Termination: Result of material breach of the CPC terms and conditions (termination for cause). Terminations for cause will usually result in an assessment of liquidated damages for a recovery of costs associated with the administration of the breached contract. Termination can occur at any time if it is determined that the participant or land becomes ineligible; participant transfers ownership or loses control of land under contract; participant has violated the terms of the contract and has failed to correct and comply within a reasonable time; participant fails to install, operate or maintain one or more practices or activities required; participant’s actions pose a threat to the health and safety of NRCS employees; and use of scheme or device.

Recovery Costs: Applies to both technical assistance and financial assistance. This includes an estimated value of technical assistance (liquidated damages) and a refund of financial assistance (cost share obligations). Refer to the CPC Appendix to determine if cost recovery applies to the contract in question.

Liquidated Damages: A participant may be assessed liquidated damages up to 20 percent of the total cost-share funds obligated to the contract when it was developed. In Alabama, contracts written prior to 2003 will not be assessed liquidated damages. With justification, the State Conservationist (STC) has the option of waiving all or part of the liquidated damages. WHIP contracts will not be assessed liquidated damages, because there are no regulatory or CPC Appendix provisions that allow such an assessment. Contracts cancelled in the same fiscal year they are developed will not be assessed liquidated damages if the contract is cancelled before August 1.

EQIP and CSP: When making contract termination decisions, NRCS may reduce the amount of money owed by the participant by a proportion that reflects the good faith effort of the participant to comply with the contract or the hardship beyond participant’s control that have prevented compliance with the contract, including natural disasters or events.

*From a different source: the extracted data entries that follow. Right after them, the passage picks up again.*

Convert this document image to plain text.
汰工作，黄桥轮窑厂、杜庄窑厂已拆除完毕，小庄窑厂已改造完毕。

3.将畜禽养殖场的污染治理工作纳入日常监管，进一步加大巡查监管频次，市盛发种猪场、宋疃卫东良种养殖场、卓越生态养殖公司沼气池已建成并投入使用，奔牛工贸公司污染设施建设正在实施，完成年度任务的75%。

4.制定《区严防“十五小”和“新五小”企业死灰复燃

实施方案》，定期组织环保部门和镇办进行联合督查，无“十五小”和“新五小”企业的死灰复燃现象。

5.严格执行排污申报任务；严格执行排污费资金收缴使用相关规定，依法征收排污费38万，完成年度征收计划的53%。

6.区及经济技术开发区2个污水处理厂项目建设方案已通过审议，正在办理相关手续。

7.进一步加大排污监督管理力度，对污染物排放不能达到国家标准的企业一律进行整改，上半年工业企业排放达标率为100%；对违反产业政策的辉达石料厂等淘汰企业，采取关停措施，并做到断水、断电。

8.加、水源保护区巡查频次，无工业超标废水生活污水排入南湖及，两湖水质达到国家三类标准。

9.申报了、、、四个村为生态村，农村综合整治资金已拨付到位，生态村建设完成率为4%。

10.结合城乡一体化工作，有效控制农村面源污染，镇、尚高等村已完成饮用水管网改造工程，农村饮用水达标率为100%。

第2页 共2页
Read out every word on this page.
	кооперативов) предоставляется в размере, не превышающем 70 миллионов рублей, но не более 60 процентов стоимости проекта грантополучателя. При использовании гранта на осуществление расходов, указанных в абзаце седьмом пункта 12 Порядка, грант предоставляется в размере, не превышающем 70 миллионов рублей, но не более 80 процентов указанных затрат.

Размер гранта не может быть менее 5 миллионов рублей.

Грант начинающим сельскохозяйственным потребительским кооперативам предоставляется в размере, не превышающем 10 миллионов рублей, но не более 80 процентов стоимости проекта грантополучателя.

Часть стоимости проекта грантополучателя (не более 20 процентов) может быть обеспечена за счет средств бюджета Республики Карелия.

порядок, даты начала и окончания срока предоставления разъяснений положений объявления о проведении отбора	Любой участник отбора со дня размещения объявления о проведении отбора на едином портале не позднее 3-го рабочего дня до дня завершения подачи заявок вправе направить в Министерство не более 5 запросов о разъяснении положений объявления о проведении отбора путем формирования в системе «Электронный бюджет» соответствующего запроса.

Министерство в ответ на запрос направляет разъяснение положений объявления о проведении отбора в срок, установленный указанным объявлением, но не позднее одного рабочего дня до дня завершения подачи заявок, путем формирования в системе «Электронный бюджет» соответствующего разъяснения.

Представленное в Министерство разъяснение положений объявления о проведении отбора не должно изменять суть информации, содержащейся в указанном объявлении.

WHIP: The STC may allow a participant to retain any cost-share payments received under the cost-share agreement in a proportion appropriate to the effort the participant has made to comply with the cost-share agreement, or, in cases of hardship, where forces beyond the participant’s control prevented compliance with the cost-share agreement.

When the STC determines that any refund owed can be reduced, the reduction will be based on all of the following: assurance that failure to perform the remaining practices on the contract will not impair the effectiveness of those performed; assurance that performed practices will provide conservation or environmental benefits consistent with program objectives; and assurance that performed practices will be operated and maintained by the producer for the life span of these practices.

If cost recovery is required, the State Conservationist is responsible for notifying the CPC participant. The State Conservationist will ensure that cost recovery efforts are applied consistently and equitably among contract participants. Interest will be calculated solely on the repayment of cost-share funds previously paid to the participant. The interest payment does not apply to liquidated damages or to any fund repayments waived by the State Conservationist. Interest calculations will be prepared by the Programs Management Staff at the State Office.

Compliance with program requirements and the amount of the cost recovery are appealable items, as is either denial of waiver or partial waiver of the recovery costs. Appeal rights and procedures will be followed according to Appeals and Mediation policy in Part 510 of the 440-V-Conservation Programs Manual, First Edition, Amendment 3, March 2001.

If the ASTC-FO determines cost recovery may be necessary they will forward the necessary information found to the state program manager for the final decision on cost recovery.

Because it would not be efficient or cost-effective, NRCS will not pursue recovery costs and/or penalties for an amount less than $500.